Note that certain data changes and related test failures may require the rebuilding of other kinds of data and/or code. For example:
If you see a failure such as
MeasureUnitTest testCLDRUnitAvailability Failure (MeasureUnitTest.java:3410) : Unit present in CLDR but not available via constant in MeasureUnit: speed-beaufort
then you will need to update the C and J library and test code for new measurement units, see the procedure at Updating MeasureUnit with new CLDR data
Changes to plurals data may cause failures in e.g. the following:
com.ibm.icu.dev.test.format.PluralRulesTest (TestLocales)
To address these requires updating the LOCALE_SNAPSHOT data in
$ICU4J_ROOT/main/tests/core/src/com/ibm/icu/dev/test/format/PluralRulesTest.java
by modifying the TestLocales() test there to run generateLOCALE_SNAPSHOT()
and then copying in the updated data.
cd $ICU4C_DIR/source make clean cd $ICU4J_ROOT ant clean cd .. git status
Then git add
or git rm
files as necessary. Record the changes, commit and push.
git status > $NOTES/gitStatusDelta-newData-afterAdd.txt git commit -m 'ICU-nnnnn CLDR release-nn-stage to ICU main' git push origin ICU-nnnnn-branchname
(Only for an official integration from CLDR git repositories)
16a. Check cldr-staging changes, and commit
cd $CLDR_TMP_DIR git status
Then git add
or git rm
files as necessary. Record the changes, commit and push.
git status > $NOTES/gitStatusDelta-production-afterAdd.txt git commit -m 'CLDR-nnnnn production data corresponding to CLDR release-nn-stage' git push origin main
(usually for cldr-staging we just work with the main branch)
16b.
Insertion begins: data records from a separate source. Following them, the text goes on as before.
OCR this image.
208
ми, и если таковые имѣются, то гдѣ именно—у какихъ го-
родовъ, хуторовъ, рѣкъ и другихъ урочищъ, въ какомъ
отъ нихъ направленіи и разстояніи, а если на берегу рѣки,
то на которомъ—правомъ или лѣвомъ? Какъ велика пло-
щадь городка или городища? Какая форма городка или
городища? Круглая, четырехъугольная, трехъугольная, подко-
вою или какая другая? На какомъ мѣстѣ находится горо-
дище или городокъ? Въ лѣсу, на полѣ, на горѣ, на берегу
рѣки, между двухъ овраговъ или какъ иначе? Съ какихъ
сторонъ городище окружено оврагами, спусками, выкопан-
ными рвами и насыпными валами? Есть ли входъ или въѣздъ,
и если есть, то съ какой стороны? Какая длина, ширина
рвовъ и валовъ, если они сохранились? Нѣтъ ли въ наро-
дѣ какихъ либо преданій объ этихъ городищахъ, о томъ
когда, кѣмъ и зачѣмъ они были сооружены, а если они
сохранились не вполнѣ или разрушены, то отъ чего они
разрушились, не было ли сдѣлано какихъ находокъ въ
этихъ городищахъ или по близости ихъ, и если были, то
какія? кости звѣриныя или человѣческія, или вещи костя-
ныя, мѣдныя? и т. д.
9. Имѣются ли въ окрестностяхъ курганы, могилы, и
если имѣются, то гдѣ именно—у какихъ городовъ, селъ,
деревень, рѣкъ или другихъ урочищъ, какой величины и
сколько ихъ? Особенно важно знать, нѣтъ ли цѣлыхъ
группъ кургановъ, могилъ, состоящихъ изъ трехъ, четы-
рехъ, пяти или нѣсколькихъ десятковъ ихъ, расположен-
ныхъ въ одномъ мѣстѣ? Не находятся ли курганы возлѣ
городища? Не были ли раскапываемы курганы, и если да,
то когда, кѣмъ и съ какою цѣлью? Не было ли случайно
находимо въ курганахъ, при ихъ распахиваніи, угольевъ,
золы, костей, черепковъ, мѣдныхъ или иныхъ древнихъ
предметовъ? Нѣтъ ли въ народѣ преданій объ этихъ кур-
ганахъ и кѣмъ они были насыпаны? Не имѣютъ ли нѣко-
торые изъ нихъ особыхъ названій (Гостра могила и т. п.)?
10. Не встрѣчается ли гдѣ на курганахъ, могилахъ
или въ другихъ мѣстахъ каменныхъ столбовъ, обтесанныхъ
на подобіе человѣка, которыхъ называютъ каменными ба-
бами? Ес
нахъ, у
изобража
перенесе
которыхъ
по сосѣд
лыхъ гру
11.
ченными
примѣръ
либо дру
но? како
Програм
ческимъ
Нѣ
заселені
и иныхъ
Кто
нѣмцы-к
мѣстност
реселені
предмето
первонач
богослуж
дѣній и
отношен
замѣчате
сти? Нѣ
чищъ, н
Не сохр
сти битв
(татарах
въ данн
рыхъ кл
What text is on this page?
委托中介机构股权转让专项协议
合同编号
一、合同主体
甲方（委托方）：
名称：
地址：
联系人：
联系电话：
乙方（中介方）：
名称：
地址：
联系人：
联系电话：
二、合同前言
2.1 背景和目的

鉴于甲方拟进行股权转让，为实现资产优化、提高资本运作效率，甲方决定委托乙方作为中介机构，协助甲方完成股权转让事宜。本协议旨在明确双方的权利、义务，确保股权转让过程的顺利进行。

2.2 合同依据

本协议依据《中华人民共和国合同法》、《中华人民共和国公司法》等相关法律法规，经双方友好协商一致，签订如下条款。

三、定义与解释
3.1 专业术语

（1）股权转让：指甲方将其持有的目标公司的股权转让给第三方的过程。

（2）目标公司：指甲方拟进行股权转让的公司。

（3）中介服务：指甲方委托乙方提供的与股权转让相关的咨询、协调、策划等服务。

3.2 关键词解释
Update cldr-staging and tag
(There may be other cldr-staging changes unrelated to production data, such as charts or spec; we want to include them in the tag, so pull first, but log to see what the chnages are first)
cd $CLDR_TMP_DIR git pull git log git tag -a "release-nn-stage" -m "CLDR-nnnnn: tag production data corresponding to CLDR release-nn-stage" git push --tags
(Only for an official integration from CLDR git repositories)
We need to tag the main cldr repository. If $CLDR_DIR represents that repository, this is easy:
cd $CLDR_DIR git tag -a "release-nn-stage" -m "CLDR-nnnnn: tag CLDR release-nn-stage" git push --tags
However if $CLDR_DIR represents your personal fork or a branch from it, you need to figure out what commit hash yo have integrated, and tag that hash in the main repo.
cd $CLDR_DIR git log
Note the latest commit hash hhhhhhhh...
Then switch to the main repo, update it, and tag the appropriate hash (making sure it is in that repo!):
cd $HOME/cldr git pull git log git tag -a "release-nn-stage" -m "CLDR-nnnnn: tag CLDR release-nn-stage" hhhhhhhh... git push --tags
You should publish the cldr and cldr-staging tags in github.
For cldr, go to unicode-org/cldr/tags and click on the tag you just created. Click on the “Create release from tag” button at the upper right. Set release title to be the same as the tag. Click the checkbox for “Set as a pre-release” for all but the final release. For the description, see what was done for earlier tags; it should reference the download page for the release. When you are all ready, click the “Publish release” button.
For cldr-staging, go to unicode-org/cldr-staging/tags and do something similar.